A partir de 1915, os turcos iniciaram um extermínio sistemático de populações armênias do Império Otomano. Estima-se que até 1923 à volta de um milhão e meio de armênios foram exterminados, como resultante de uma das linhas de ação dos Jovens Turcos. Há de se reconhecer: matar um milhão e meio de pessoas em oito anos é muito trabalhoso, embora japoneses e alemães já tenham mostrado mais eficiência nessa matéria.
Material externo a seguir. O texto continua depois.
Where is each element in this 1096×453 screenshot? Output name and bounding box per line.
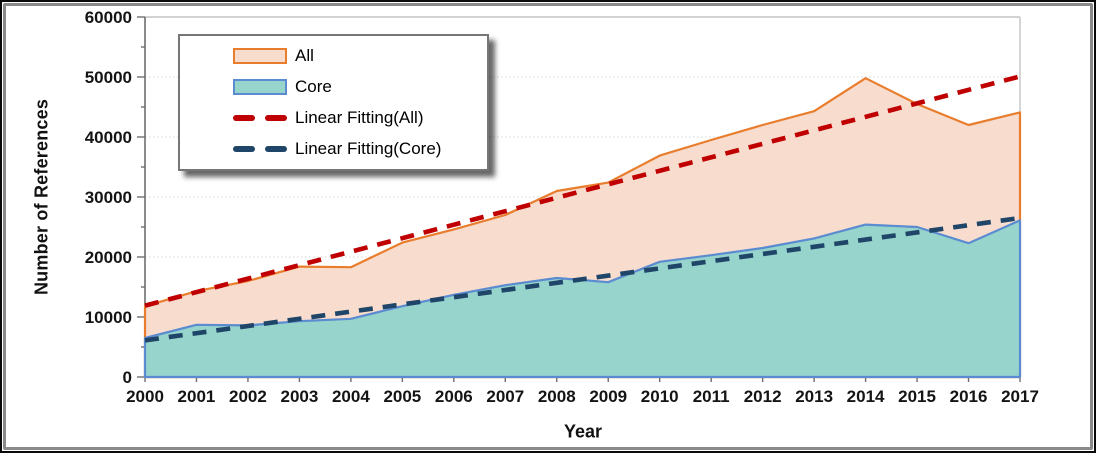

No palco dos concertos internacionais, os governos turcos, desde então até hoje, negam o genocídio. Negam de maneira bastante eloquente, pois chega a ser crime, na atual Turquia, falar sobre isso. Fazer o que fizeram é brutal. Negar, afasta a hipótese de perguntar as razões. Imagino que, se um dia Constantinopla for retomada, eles, os turcos, vão se abster de ficar indagando as razões, por imperativo de coerência.
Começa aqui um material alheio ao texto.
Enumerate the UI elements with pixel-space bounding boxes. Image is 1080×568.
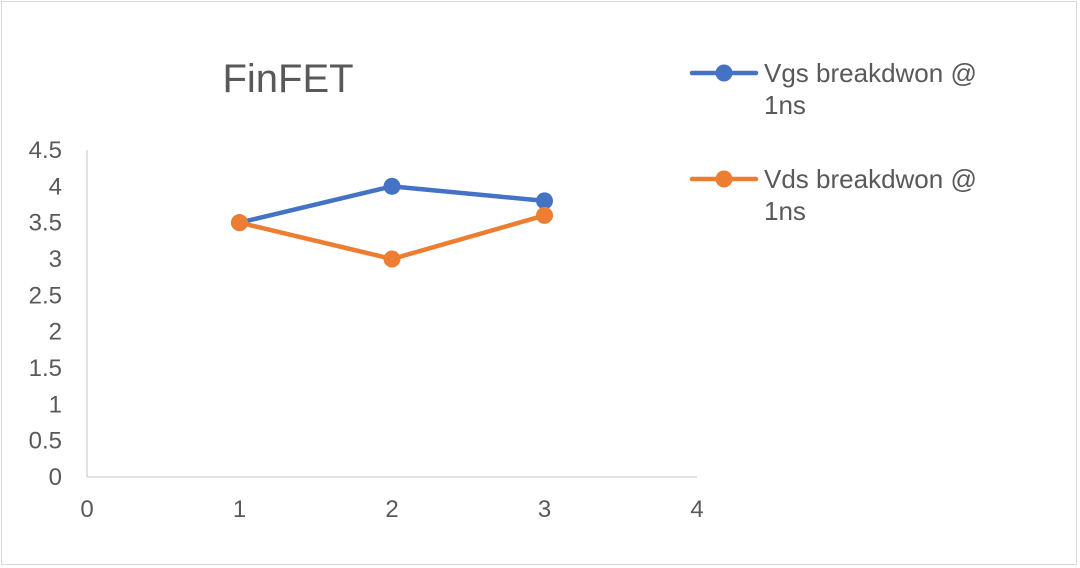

Consumado o fato, os turcos apostaram no sentido correto, por ser o mais provável historicamente. Apostaram no esquecimento que as negações e manobras para confundir quase sempre conseguem obter da comunidade internacional. Todavia, parece que o risco de se terem equivocado é bastante grande, pois os armênios, ainda que inicialmente dispersos, não se dispuseram a perder sua memória, nem a ficarem resignadamente calados.
Muito lóbi foi feito para se obter o mais importante reconhecimento do genocídio, o dos Estados Unidos da América. E resultou que o Congresso Norte-Americano está em vias de votar uma moção de reconhecimento da ocorrência do genocídio. Contudo, o Presidente Obama, por meio da Secretária de Estado Hillary Clinton, opõe-se ao reconhecimento daquilo que até as águas do Bósforo sabem.
Os Estados Unidos não querem desagradar o governo turco e, obviamente, põem acima de qualquer proclamação de uma verdade histórica seus interesses estratégicos imediatos. O Congresso, esse também pode ter dado andamento à inciativa somente para por o Presidente na difícil situação de ter que veta-la. Ou seja, o de sempre, um chantageando o outro. Naturalmente que deve haver um e outro preocupado seriamente com o reconhecimento, pois a população do mundo não é toda de conspiradores e chantagistas.
Não discuto as premências estratégicas dos Estados Unidos, que isso é assunto e interesse deles. Mas, creio que o Presidente Obama talvez pudesse tentar jogar visando mais ao futuro. Ao contrário do que sempre assume a diplomacia norte-americana, a história não é tão desimportante, nem tão fácil de esquecer. E pode estar em tempo deles tentarem, com alguma inteligência alem das bombas, diminuir os rancores que alimentam contra si.
Um dia, a vontade de retomar Constantinopla pode tornar-se a de tomar Washington, também.